Sesekali ku lirik cincin indah pemberian Alva. Indah sekali cincin ini. Aku tak bisa mengira-ngira berapa uang yang dikeluarkan Alva untuk membeli cincin seindah ini. Apakah dia mengatakan kepada orang tuanya tentang apa yang dia berikan untukku. Aku tidak yakin dengan hal itu.

"Ayma.."

Suara lembut itu mengaburkan lamunanku. Aku tak ingin menoleh, karena tau siapa pemilik suara itu. Aku membiarkannya masuk kedalam kamar dan berjalan menuju balkon tempat aku berdiam.

Sebuah nampan berisikan sepiring nasi dan lauk, lengkap dengan minumannya datang.

"Tante Wanda? Aku kira tadi mama." Kataku saat melihat siapa yang datang.

Tante Wanda tersenyum manis lalu duduk di kursi lain yang ada disana. Tante Wanda menatap langit yang tadinya sibuk aku pandangi keindahannya. Sudah mulai berubah warna, sedikit gelap dari beberapa menit yang lalu.

"Mama kamu ada meeting yang nggak bisa di tinggal. Terus tadi telpon tante katanya suruh nemenin kamu mama sampe rumah." Jelas Tante Wanda.

Aku hanya menganggukkan kepala tanda setuju dengan apa yang di katakannya. Tadi pagi sebelum berangkat ke kantor, mama sempat mengatakan jika akan pulang telat. Aku tak mendengarkan apa alasan Mama karena sibuk dengan pikiranku sendiri.

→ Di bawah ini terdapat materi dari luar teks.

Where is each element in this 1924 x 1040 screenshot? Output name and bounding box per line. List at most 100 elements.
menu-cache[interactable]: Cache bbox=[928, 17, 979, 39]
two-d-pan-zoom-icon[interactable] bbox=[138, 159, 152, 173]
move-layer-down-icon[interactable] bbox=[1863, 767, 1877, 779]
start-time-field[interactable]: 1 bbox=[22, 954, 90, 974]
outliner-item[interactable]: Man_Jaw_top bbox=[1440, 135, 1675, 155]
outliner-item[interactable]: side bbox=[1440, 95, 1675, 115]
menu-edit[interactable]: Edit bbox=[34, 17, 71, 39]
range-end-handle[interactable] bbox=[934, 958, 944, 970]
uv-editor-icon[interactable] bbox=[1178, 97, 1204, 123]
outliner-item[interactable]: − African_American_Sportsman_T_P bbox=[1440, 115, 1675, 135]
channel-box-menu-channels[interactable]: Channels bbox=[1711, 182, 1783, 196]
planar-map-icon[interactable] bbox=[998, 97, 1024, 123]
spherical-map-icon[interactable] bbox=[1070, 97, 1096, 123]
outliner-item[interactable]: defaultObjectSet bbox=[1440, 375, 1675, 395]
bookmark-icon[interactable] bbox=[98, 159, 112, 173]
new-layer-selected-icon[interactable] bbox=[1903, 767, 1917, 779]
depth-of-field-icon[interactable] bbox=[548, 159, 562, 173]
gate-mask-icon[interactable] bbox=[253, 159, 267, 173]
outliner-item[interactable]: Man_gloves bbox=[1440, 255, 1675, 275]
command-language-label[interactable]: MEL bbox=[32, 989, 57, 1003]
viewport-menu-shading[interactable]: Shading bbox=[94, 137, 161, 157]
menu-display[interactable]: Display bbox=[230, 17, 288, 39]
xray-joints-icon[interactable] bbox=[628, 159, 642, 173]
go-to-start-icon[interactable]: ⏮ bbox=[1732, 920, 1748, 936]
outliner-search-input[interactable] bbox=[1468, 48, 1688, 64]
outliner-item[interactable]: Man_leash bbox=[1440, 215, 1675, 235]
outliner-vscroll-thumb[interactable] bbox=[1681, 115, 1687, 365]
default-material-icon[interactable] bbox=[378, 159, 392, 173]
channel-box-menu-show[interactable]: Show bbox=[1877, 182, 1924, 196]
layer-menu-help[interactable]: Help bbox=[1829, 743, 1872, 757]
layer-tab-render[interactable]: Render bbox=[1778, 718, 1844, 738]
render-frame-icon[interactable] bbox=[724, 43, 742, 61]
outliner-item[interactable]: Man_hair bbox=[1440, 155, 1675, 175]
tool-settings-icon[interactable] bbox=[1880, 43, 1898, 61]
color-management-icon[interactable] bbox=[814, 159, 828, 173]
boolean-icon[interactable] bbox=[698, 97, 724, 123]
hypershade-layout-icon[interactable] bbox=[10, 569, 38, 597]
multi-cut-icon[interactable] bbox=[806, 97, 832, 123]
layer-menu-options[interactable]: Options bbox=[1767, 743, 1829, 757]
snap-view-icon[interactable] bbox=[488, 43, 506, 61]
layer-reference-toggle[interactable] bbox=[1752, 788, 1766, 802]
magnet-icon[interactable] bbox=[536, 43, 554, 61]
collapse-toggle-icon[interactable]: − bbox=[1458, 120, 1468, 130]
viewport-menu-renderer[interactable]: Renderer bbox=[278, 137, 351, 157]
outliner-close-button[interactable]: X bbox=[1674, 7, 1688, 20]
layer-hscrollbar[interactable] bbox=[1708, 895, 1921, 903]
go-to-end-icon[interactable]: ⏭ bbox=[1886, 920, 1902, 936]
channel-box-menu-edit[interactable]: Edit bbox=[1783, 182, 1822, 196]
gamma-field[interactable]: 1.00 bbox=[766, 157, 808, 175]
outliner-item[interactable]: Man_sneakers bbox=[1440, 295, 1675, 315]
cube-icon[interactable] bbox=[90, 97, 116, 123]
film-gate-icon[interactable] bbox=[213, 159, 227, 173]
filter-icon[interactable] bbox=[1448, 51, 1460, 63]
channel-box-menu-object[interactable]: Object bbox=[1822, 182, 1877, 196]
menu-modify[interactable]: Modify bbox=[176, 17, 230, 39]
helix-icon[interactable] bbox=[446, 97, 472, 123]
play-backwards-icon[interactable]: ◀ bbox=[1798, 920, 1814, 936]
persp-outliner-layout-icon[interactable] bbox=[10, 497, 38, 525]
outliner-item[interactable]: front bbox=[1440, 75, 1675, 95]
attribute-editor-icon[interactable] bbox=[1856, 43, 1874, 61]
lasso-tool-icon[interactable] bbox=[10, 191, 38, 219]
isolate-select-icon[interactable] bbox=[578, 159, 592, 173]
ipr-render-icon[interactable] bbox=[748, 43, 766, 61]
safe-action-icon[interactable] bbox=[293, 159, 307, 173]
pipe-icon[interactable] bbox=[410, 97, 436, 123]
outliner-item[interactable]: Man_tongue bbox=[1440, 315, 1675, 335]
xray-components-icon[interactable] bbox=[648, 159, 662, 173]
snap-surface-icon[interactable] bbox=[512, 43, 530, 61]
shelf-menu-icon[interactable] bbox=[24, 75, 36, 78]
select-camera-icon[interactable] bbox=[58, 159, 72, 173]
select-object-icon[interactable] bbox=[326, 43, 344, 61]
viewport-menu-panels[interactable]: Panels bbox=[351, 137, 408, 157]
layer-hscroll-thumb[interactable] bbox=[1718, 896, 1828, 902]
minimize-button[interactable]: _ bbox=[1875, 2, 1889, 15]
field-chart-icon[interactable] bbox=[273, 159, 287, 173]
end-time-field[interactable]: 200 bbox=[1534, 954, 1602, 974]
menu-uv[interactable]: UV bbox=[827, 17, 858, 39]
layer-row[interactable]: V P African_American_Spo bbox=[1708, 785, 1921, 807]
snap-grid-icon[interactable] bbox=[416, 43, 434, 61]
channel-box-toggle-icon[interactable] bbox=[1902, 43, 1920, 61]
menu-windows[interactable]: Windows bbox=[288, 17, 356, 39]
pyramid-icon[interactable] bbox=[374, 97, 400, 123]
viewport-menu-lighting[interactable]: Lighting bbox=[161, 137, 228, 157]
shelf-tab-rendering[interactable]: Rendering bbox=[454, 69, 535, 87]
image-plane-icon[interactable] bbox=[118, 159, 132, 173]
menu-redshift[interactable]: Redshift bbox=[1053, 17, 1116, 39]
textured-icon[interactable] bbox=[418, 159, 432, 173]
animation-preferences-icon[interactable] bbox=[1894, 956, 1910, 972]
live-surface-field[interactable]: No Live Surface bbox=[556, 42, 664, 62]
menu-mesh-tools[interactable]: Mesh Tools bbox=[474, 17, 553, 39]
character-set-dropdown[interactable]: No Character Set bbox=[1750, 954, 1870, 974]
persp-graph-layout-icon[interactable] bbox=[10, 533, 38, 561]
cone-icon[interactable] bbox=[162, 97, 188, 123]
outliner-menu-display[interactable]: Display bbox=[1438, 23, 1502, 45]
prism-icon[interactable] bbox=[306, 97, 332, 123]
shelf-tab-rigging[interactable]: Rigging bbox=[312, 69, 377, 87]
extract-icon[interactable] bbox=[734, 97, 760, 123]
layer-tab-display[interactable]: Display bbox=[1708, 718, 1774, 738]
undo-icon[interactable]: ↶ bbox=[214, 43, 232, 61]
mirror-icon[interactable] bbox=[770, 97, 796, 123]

"Aysa ikut tante?" Tanyaku.

"Enggak, Aysa dirumah sama papa kamu." Jawab Tante Wanda.

"Kenapa papa nggak ikut?" Tanyaku lagi.

"Tadi waktu tante mau berangkat, papa kamu baru aja sampe rumah. Dia capek, tapi katanya besok dia mau kesini." Jelas Tante Wanda.

Aku mengangguk tanda mengerti dengan apa yang diucapkan oleh Tante Wanda tersebut.

Langit sore ini semakin gelap. Lampu lampu rumah tetangga komplek mulai dinyalakan.

"Tante denger, kamu baru dikasih kado sama Alva." Tante Wanda mengambil cincin yang aku letakkan diatas meja dan hampir tertutup oleh nampan yang tadi dibawanya.

Air mataku kembali mengalir sejalan dengan Tante Wanda yang memperhatikan cincin perak pemberian Alva tersebut. Aku mulai mengingat bagaimana tatapan Alva padaku. Begitu yakin. Begitu serius.

Suara getar ponsel terdengar lagi. Aku hanya diam. Tak bereaksi apapun dengan suara itu. Berbeda dengan Tante Wanda yang langsung mencari letak ponsel yang aku sendiri juga lupa ku letakkan dimana ponsel milikku.

Tante Wanda datang sambil menunjukkan siapa yang menelpon. Alva. Aku hanya melirik sejenak layar ponselku lalu kembali mengabaikannya. Aku tau itu Alva dari tadi pagi, bahkan kemarin, bahkan dua hari yang lalu. Tapi aku sengaja tidak mengangkatnya. Aku ingin berpikir terlebih dahulu.

Tante Wanda memeriksa sudah berapa miscall dari Alva yang aku biarkan.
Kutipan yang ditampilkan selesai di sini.